Iran war drives mortgage rates to six-month high
Rates moved higher for the fourth consecutive week, pushed up by the ongoing US-Iran conflict and its ripple effects on oil prices and inflation expectations. The 10-year Treasury reached 4.46% today, up from 4.42% yesterday. Freddie Mac's weekly survey put the 30-year fixed rate at 6.38% as of March 26 — a six-month high — up from 6.22% the week prior.
The connection between a war in the Middle East and your mortgage rate isn't always obvious, but the math is direct. Oil prices have climbed more than 30% since the conflict started in late February, with crude sitting near $105 a barrel. Higher energy costs feed into broader inflation expectations — if oil costs more, so does everything it touches. Bond investors demand a higher yield to compensate for that inflation risk, and as Treasury yields rise, mortgage rates follow. What looked like a promising spring buying season has turned into four straight weeks of rate increases.
For borrowers shopping right now, the 30-year conventional is running around 6.36%–6.38%, with 15-year rates near 5.73%. The week-over-week move of roughly 16 basis points on a $400,000 loan translates to about $44 more per month and roughly $15,800 in additional interest over 30 years — the breakeven math worth knowing when evaluating your timing.
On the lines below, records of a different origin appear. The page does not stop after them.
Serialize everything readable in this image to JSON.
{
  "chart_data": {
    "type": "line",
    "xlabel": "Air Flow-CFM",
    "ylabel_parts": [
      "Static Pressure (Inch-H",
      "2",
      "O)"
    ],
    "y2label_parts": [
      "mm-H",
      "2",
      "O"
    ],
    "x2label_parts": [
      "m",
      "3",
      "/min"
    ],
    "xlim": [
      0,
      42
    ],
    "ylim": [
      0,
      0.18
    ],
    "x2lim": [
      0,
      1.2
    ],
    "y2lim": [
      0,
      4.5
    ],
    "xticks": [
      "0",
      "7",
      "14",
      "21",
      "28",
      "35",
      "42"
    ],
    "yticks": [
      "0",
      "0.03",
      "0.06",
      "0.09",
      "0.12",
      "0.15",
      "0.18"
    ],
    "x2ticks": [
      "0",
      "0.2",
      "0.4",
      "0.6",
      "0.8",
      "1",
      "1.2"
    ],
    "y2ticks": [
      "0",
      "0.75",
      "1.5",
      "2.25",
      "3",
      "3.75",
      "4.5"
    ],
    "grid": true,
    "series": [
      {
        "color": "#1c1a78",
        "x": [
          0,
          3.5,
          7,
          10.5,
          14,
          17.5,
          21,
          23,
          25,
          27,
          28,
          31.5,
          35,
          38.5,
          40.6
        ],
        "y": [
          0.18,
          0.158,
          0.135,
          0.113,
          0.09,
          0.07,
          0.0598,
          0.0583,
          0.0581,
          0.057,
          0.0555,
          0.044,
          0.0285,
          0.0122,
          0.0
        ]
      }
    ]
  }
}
Rates are trending higher as long as the oil-driven inflation signal persists. You can see where today's numbers land for your specific scenario at netrate.mortgage.
The Federal Reserve held the funds rate steady at 3.50%–3.75% at the March 17-18 FOMC meeting. The next meeting is April 28-29. What's notable is the shift in market expectations: earlier this year, traders were pricing in two rate cuts. Today, markets see roughly a 50% chance of a rate increase by December — a dramatic reversal driven entirely by energy-related inflation fears. How the conflict in the Middle East evolves over the next few weeks will largely determine whether mortgage rates stabilize here or continue climbing into spring.